You and I just need to create. There’s no option, no maybe, no negotiations.
We need to express all those ideas jostling for attention within us, burning to get out and become our masterpieces.
The urge then, is undisputed. We’re artists, we need to make art, in whatever forms that takes.
The reasons why we create, however, are a different matter.
Put simply, we need to create what we need to create, in the way we need to create it.
If we start to get caught up in the wishes and hopes and stories and expectations of others, it only ever leads down one route. And it’s not the route we need to take for ourselves. It’s not the route that leads to a fulfilled and happy artist.
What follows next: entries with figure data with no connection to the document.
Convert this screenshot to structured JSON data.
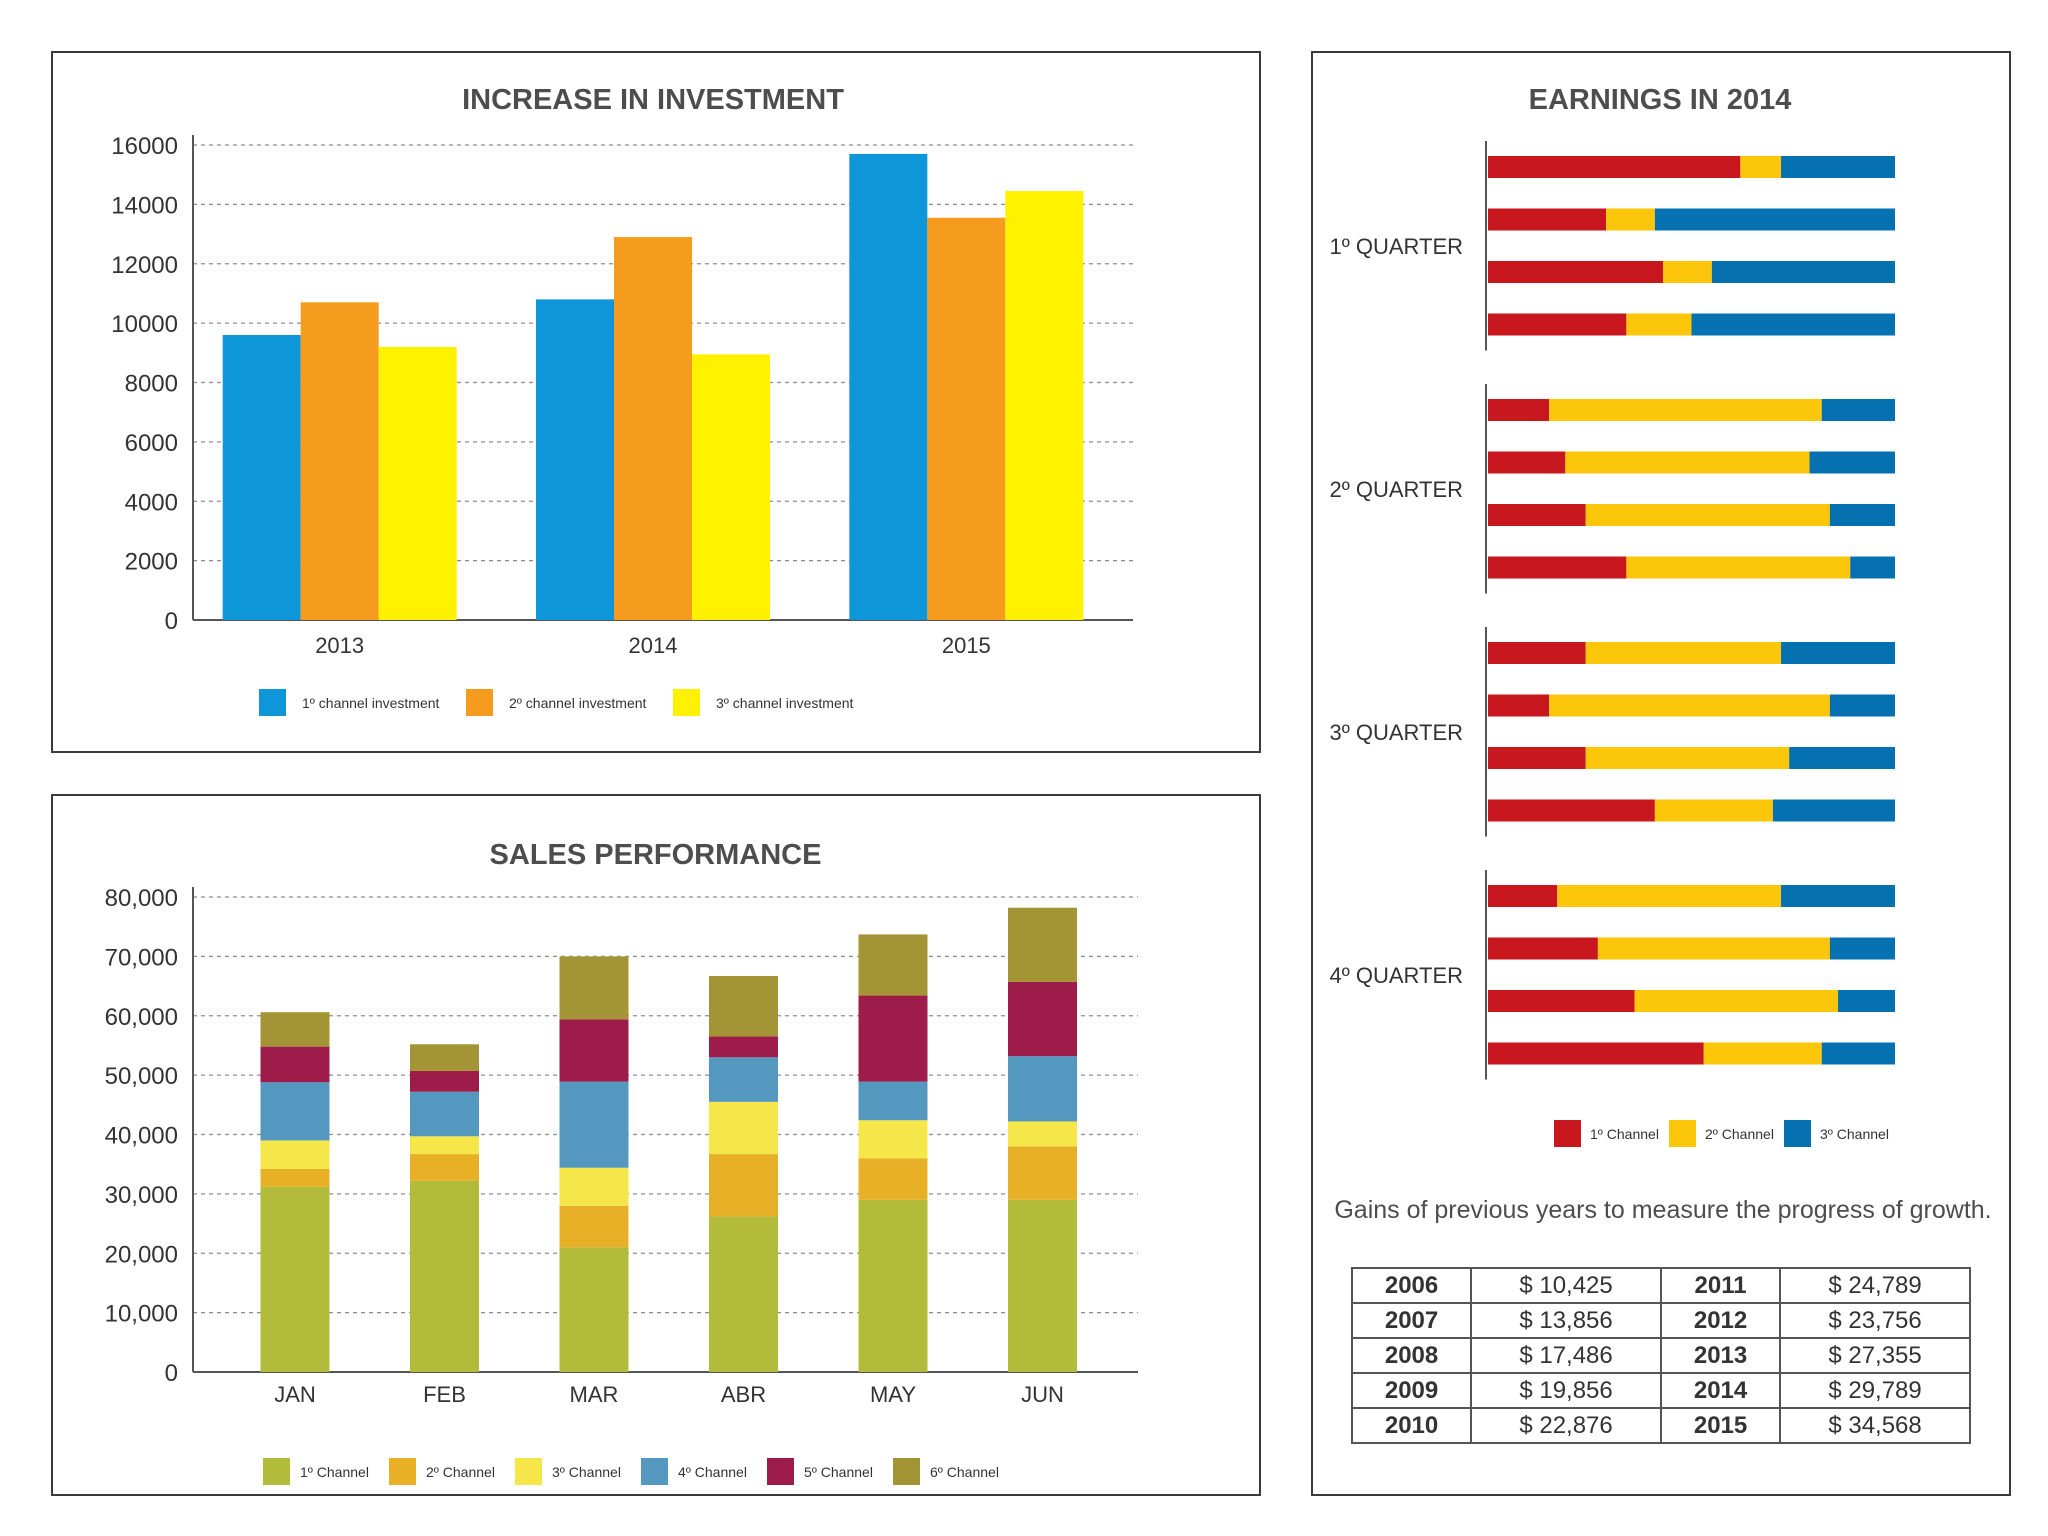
{
  "investment": {
    "chart_data": {
      "type": "bar",
      "title": "INCREASE IN INVESTMENT",
      "categories": [
        "2013",
        "2014",
        "2015"
      ],
      "series": [
        {
          "name": "1º channel investment",
          "color": "#0e97d8",
          "values": [
            9600,
            10800,
            15700
          ]
        },
        {
          "name": "2º channel investment",
          "color": "#f59b1e",
          "values": [
            10700,
            12900,
            13550
          ]
        },
        {
          "name": "3º channel investment",
          "color": "#fff200",
          "values": [
            9200,
            8950,
            14450
          ]
        }
      ],
      "ylim": [
        0,
        16000
      ],
      "yticks": [
        "0",
        "2000",
        "4000",
        "6000",
        "8000",
        "10000",
        "12000",
        "14000",
        "16000"
      ],
      "grid": true,
      "legend": "bottom"
    }
  },
  "sales": {
    "chart_data": {
      "type": "bar",
      "stacked": true,
      "title": "SALES PERFORMANCE",
      "categories": [
        "JAN",
        "FEB",
        "MAR",
        "ABR",
        "MAY",
        "JUN"
      ],
      "series": [
        {
          "name": "1º Channel",
          "color": "#b3bc3a",
          "values": [
            31200,
            32200,
            21000,
            26200,
            29000,
            29000
          ]
        },
        {
          "name": "2º Channel",
          "color": "#e8b027",
          "values": [
            3000,
            4500,
            7000,
            10500,
            7000,
            9000
          ]
        },
        {
          "name": "3º Channel",
          "color": "#f5e74a",
          "values": [
            4800,
            3000,
            6400,
            8800,
            6400,
            4200
          ]
        },
        {
          "name": "4º Channel",
          "color": "#5598bf",
          "values": [
            9800,
            7500,
            14500,
            7500,
            6500,
            11000
          ]
        },
        {
          "name": "5º Channel",
          "color": "#9e1c4a",
          "values": [
            6000,
            3500,
            10500,
            3500,
            14500,
            12500
          ]
        },
        {
          "name": "6º Channel",
          "color": "#a39535",
          "values": [
            5800,
            4500,
            10600,
            10200,
            10300,
            12500
          ]
        }
      ],
      "ylim": [
        0,
        80000
      ],
      "yticks": [
        "0",
        "10,000",
        "20,000",
        "30,000",
        "40,000",
        "50,000",
        "60,000",
        "70,000",
        "80,000"
      ],
      "grid": true,
      "legend": "bottom"
    }
  },
  "earnings": {
    "chart_data": {
      "type": "bar",
      "orientation": "horizontal",
      "stacked": true,
      "normalized": true,
      "title": "EARNINGS IN 2014",
      "groups": [
        "1º QUARTER",
        "2º QUARTER",
        "3º QUARTER",
        "4º QUARTER"
      ],
      "series_names": [
        "1º Channel",
        "2º Channel",
        "3º Channel"
      ],
      "colors": [
        "#c8171e",
        "#fcc60a",
        "#0571b0"
      ],
      "rows": [
        [
          [
            62,
            10,
            28
          ],
          [
            29,
            12,
            59
          ],
          [
            43,
            12,
            45
          ],
          [
            34,
            16,
            50
          ]
        ],
        [
          [
            15,
            67,
            18
          ],
          [
            19,
            60,
            21
          ],
          [
            24,
            60,
            16
          ],
          [
            34,
            55,
            11
          ]
        ],
        [
          [
            24,
            48,
            28
          ],
          [
            15,
            69,
            16
          ],
          [
            24,
            50,
            26
          ],
          [
            41,
            29,
            30
          ]
        ],
        [
          [
            17,
            55,
            28
          ],
          [
            27,
            57,
            16
          ],
          [
            36,
            50,
            14
          ],
          [
            53,
            29,
            18
          ]
        ]
      ],
      "legend": "bottom"
    },
    "caption": "Gains of previous years to measure the progress of growth.",
    "table": [
      [
        "2006",
        "$ 10,425",
        "2011",
        "$ 24,789"
      ],
      [
        "2007",
        "$ 13,856",
        "2012",
        "$ 23,756"
      ],
      [
        "2008",
        "$ 17,486",
        "2013",
        "$ 27,355"
      ],
      [
        "2009",
        "$ 19,856",
        "2014",
        "$ 29,789"
      ],
      [
        "2010",
        "$ 22,876",
        "2015",
        "$ 34,568"
      ]
    ]
  }
}
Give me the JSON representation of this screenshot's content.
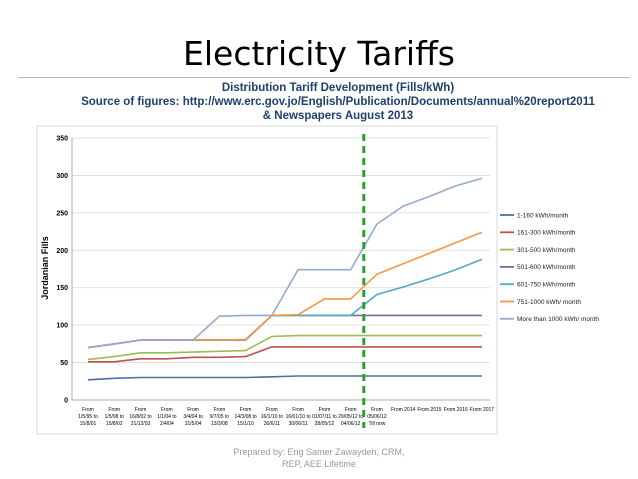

For example, if the main reason you paint is because your mother was a very renowned and highly regarded painter, and your family expect you to follow her footsteps – or rather her brushstrokes – then this probably isn’t the best motivation to paint yourself.
Especially if you don’t particularly enjoy painting anyway, let alone painting with the constant burden of expectation hanging over you to be just like your mother.
We need to shun the shoulds, and embrace the because.
We need to take a close look at the motivations why we’re creating what we’re creating. If it contains the words “should” – especially a sentence like “my parents/teachers/children/friends/peers said I should” – then listen to those alarm bells sounding.
Worse than creating in a way that someone else says you should, is to create what you think someone else thinks you should.
Adding this extra layer – this additional step removed – adds even more confusion and takes you further from your true creative needs.
What if, for years you’ve been creating the type of art, in the type of style that you thought your college art teacher wanted, only to find years later it wasn’t what they wanted for you at all? What a waste!
To avoid creating what we only assume others want us to create, is simple. Just follow your own instinct, your own happiness in creating.
Follow your “heart work”.
If you enjoy creating in a certain medium but not another, it’s a pretty good measure of which one to spend more time on.
Yes, sometimes your work will stretch and be challenging, all part of your continued evolution as an artist. But there has to be the enjoyment there, or why create at all?
Take a moment to think about the creative projects you’ve been working on in the last year or so.
How many of them are your “heart work”? Projects that your heart has drawn you to and is fully engaged and invested in? Projects you create just because you know you need to, not because someone else says you should do.
These are the keepers and the ones that are a good sign of where you future work lies.
How many are “duty work”? Projects that you only did because you felt an obligation to, based on your estimation of someone else’s expectations?
These are the ones to be wary of, the ones that can never fufil you anywhere near as much as your heart work.
And if your not creating your heart work, is it worth creating any work at all?